Chamber Fest features new work with deep roots

The seed for the piano quintet that Clancy Newman will premiere Saturday as part of the UBS Chamber Music Festival of Lexington was a melody the cellist had in his head.

The trick is, though, he first heard it when he was 9.

"It's just one of the most extraordinary things," said Newman, the festival's composer-in-residence and a 2004 Avery Fisher Career Grant recipient. "It's that moment of inspiration, where your mind is at that moment."

The piece, Dream Sequence, will premiere as part of a Saturday evening festival program that will include works by Franz Joseph Haydn, George Enescu and Antonin Dvorak.

If the melody came to Newman when he was a child, where did the inspiration emerge from? He began playing cello at age 6 and wrote his first musical composition at 7. So what ignited the creative impulse that yielded a full melody when Newman was 9?

"Cartoons," he said. "I would say that maybe it came from the world of cartoons. The melody is spooky in a sort of cartoon-like way. As the piece develops, the melody changes. It becomes almost fugal at times. In other instances, there is almost a jazz influence. There's maybe even a rock 'n' roll influence. It's all over the map."

But then, Newman himself has been all over the map. He holds dual citizenship in the United States (being a native of Albany, N.Y.) and Australia (where his parents live).
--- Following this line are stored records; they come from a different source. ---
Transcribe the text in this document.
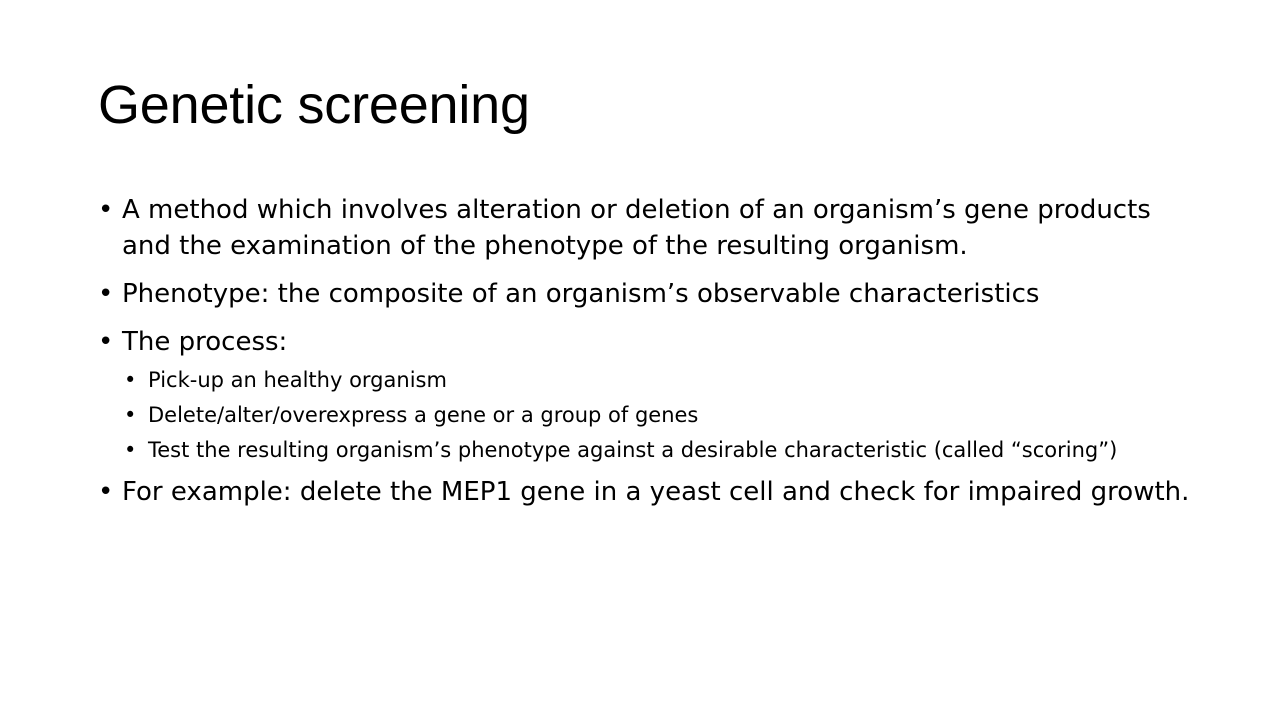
Genetic screening
• A method which involves alteration or deletion of an organism’s gene products and the examination of the phenotype of the resulting organism.
• Phenotype: the composite of an organism’s observable characteristics
• The process:
• Pick-up an healthy organism
• Delete/alter/overexpress a gene or a group of genes
• Test the resulting organism’s phenotype against a desirable characteristic (called “scoring”)
• For example: delete the MEP1 gene in a yeast cell and check for impaired growth.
In fact, he composed much of Dream Sequence during the late winter and early spring in Melbourne.

Similarly, Newman works today out of New York City. He was one of the first students to graduate from a five-year exchange program between The Juilliard School and Columbia University. But he also is a member of the Chicago Chamber Musicians.
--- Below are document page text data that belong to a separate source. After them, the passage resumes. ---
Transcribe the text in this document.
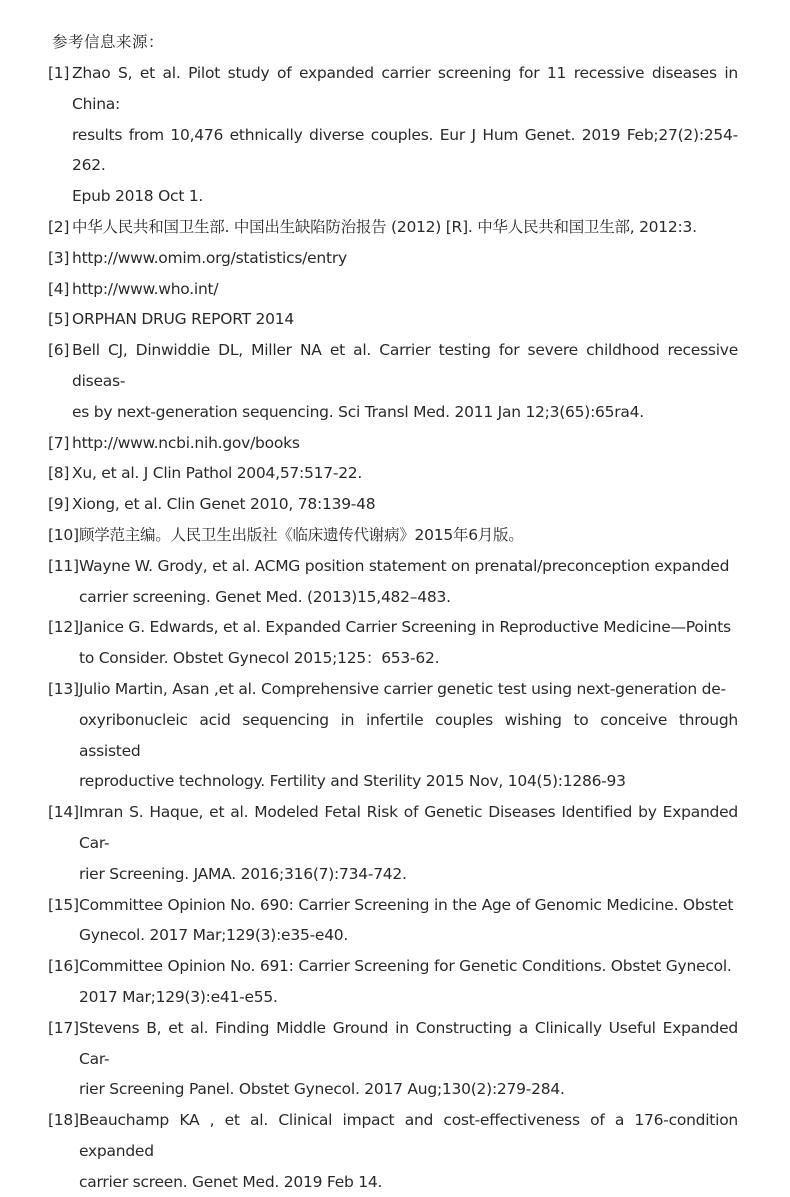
参考信息来源：
[1] Zhao S, et al. Pilot study of expanded carrier screening for 11 recessive diseases in China:
results from 10,476 ethnically diverse couples. Eur J Hum Genet. 2019 Feb;27(2):254-262.
Epub 2018 Oct 1.
[2] 中华人民共和国卫生部. 中国出生缺陷防治报告 (2012) [R]. 中华人民共和国卫生部, 2012:3.
[3] http://www.omim.org/statistics/entry
[4] http://www.who.int/
[5] ORPHAN DRUG REPORT 2014
[6] Bell CJ, Dinwiddie DL, Miller NA et al. Carrier testing for severe childhood recessive diseas-
es by next-generation sequencing. Sci Transl Med. 2011 Jan 12;3(65):65ra4.
[7] http://www.ncbi.nih.gov/books
[8] Xu, et al. J Clin Pathol 2004,57:517-22.
[9] Xiong, et al. Clin Genet 2010, 78:139-48
[10] 顾学范主编。人民卫生出版社《临床遗传代谢病》2015年6月版。
[11] Wayne W. Grody, et al. ACMG position statement on prenatal/preconception expanded
carrier screening. Genet Med. (2013)15,482–483.
[12] Janice G. Edwards, et al. Expanded Carrier Screening in Reproductive Medicine—Points
to Consider. Obstet Gynecol 2015;125：653-62.
[13] Julio Martin, Asan ,et al. Comprehensive carrier genetic test using next-generation de-
oxyribonucleic acid sequencing in infertile couples wishing to conceive through assisted
reproductive technology. Fertility and Sterility 2015 Nov, 104(5):1286-93
[14] Imran S. Haque, et al. Modeled Fetal Risk of Genetic Diseases Identified by Expanded Car-
rier Screening. JAMA. 2016;316(7):734-742.
[15] Committee Opinion No. 690: Carrier Screening in the Age of Genomic Medicine. Obstet
Gynecol. 2017 Mar;129(3):e35-e40.
[16] Committee Opinion No. 691: Carrier Screening for Genetic Conditions. Obstet Gynecol.
2017 Mar;129(3):e41-e55.
[17] Stevens B, et al. Finding Middle Ground in Constructing a Clinically Useful Expanded Car-
rier Screening Panel. Obstet Gynecol. 2017 Aug;130(2):279-284.
[18] Beauchamp KA , et al. Clinical impact and cost-effectiveness of a 176-condition expanded
carrier screen. Genet Med. 2019 Feb 14.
"Basically, my life is a lot of traveling," Newman said. "Just in the last year, I've been at home in New York far less than 50 percent of the time. I'm always traveling all over the world. Of course, it's difficult to compose when you're traveling. So since my parents have a house in Australia, I have a place I can stay that is somewhat isolated. I can get a lot of work done there."
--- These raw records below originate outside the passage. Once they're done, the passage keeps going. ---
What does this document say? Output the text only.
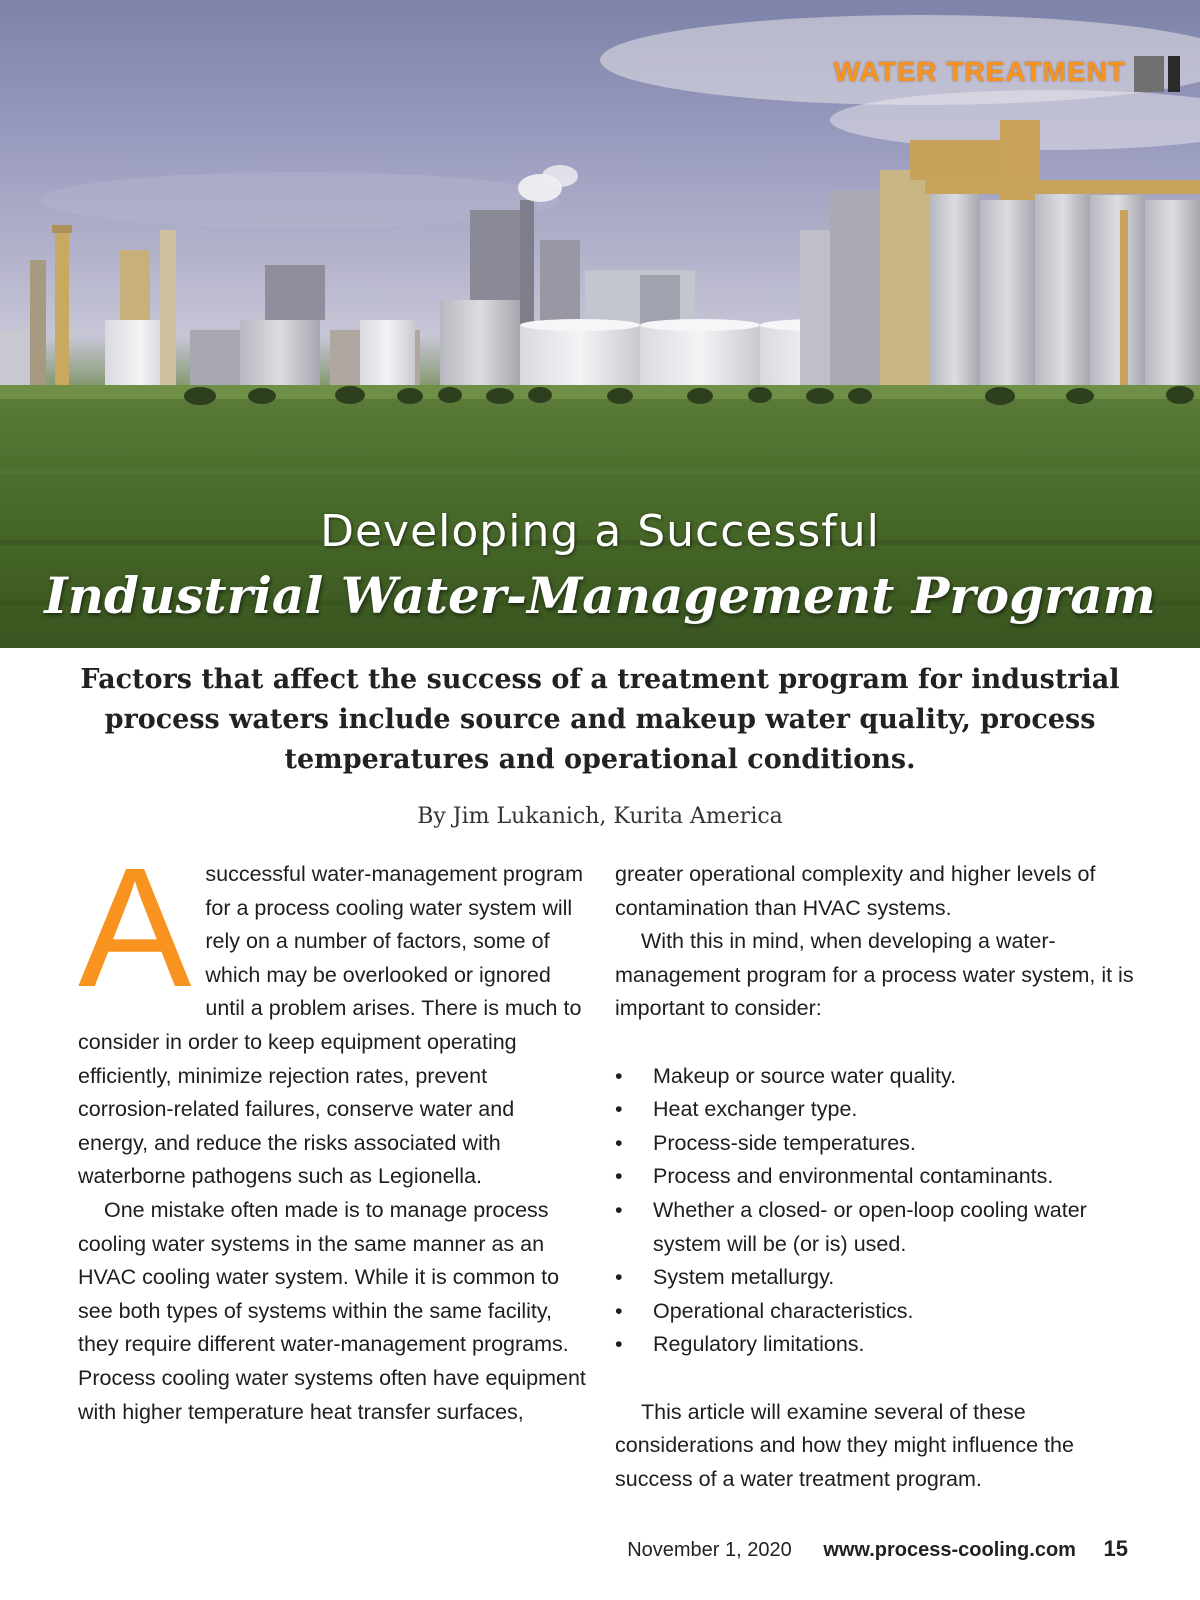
WATER TREATMENT
Developing a Successful
Industrial Water-Management Program
Factors that affect the success of a treatment program for industrial process waters include source and makeup water quality, process temperatures and operational conditions.
By Jim Lukanich, Kurita America
A successful water-management program for a process cooling water system will rely on a number of factors, some of which may be overlooked or ignored until a problem arises. There is much to consider in order to keep equipment operating efficiently, minimize rejection rates, prevent corrosion-related failures, conserve water and energy, and reduce the risks associated with waterborne pathogens such as Legionella.

One mistake often made is to manage process cooling water systems in the same manner as an HVAC cooling water system. While it is common to see both types of systems within the same facility, they require different water-management programs. Process cooling water systems often have equipment with higher temperature heat transfer surfaces,

greater operational complexity and higher levels of contamination than HVAC systems.

With this in mind, when developing a water-management program for a process water system, it is important to consider:

• Makeup or source water quality.
• Heat exchanger type.
• Process-side temperatures.
• Process and environmental contaminants.
• Whether a closed- or open-loop cooling water system will be (or is) used.
• System metallurgy.
• Operational characteristics.
• Regulatory limitations.

This article will examine several of these considerations and how they might influence the success of a water treatment program.

November 1, 2020 www.process-cooling.com 15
Newman has traveled a bit stylistically, as well. While studying at Columbia, he performed in New York, especially in Greenwich Village haunts, as part of a rock band. He played amplified cello. It was a fun experience but also an eye-opening one, and it left Newman with little respect for the business of the pop world.

"I learned a lot from the experience, about the pop world versus the classical world," he said. "It made me somewhat cynical of the pop scene, though. The amount of pressure you seem to be under to sell out and lose your integrity is great. I think it is extremely rare for a pop artist to emerge who hasn't submitted to that pressure in some way.

"I still listened to rock music and enjoyed it. I'm still a fan of Led Zeppelin, Jimi Hendrix and Pink Floyd. So it's possible, I suppose, I might have still arrived at some of these same places with my music if I hadn't played in that group."

Newman hesitates before divulging the name of "that group" with which he amped up the cello. Then, somewhat sheepishly, he comes clean.

"It was called Clancy," he said. "But that makes it seem like I was more involved in it than I actually was. Really, the lead singer ran the show. He asked me if it would be OK if the band used my name. I said yes, but I'm not sure whether it was such a cool idea or not."

For now, the former Clancy member and present-day Newman is exploring chamber compositions that offer a challenge for the artist and accessibility for the audience.

Newman will perform his own Pizzicato Piece and join the festival's other musicians for Franz Schubert's Quintet for Strings in C on Friday night's program. On Saturday, he will sit back and listen to his new work.

"There is always a desire as a musician for music that is challenging and interesting," he said. "It's OK to challenge the audience a little bit, too. But I think it's also important to have the audience leave satisfied enough that they will want to enjoy such an experience again. Certainly when I write my own music, I think a lot about that.

"I think the pendulum is swinging now toward music people actually want to listen to. And, judging by history, it will probably swing too far in that direction. Nonetheless, it's definitely important to find that balance between the simple and the complex. But that balance is not easy to find. Not at all."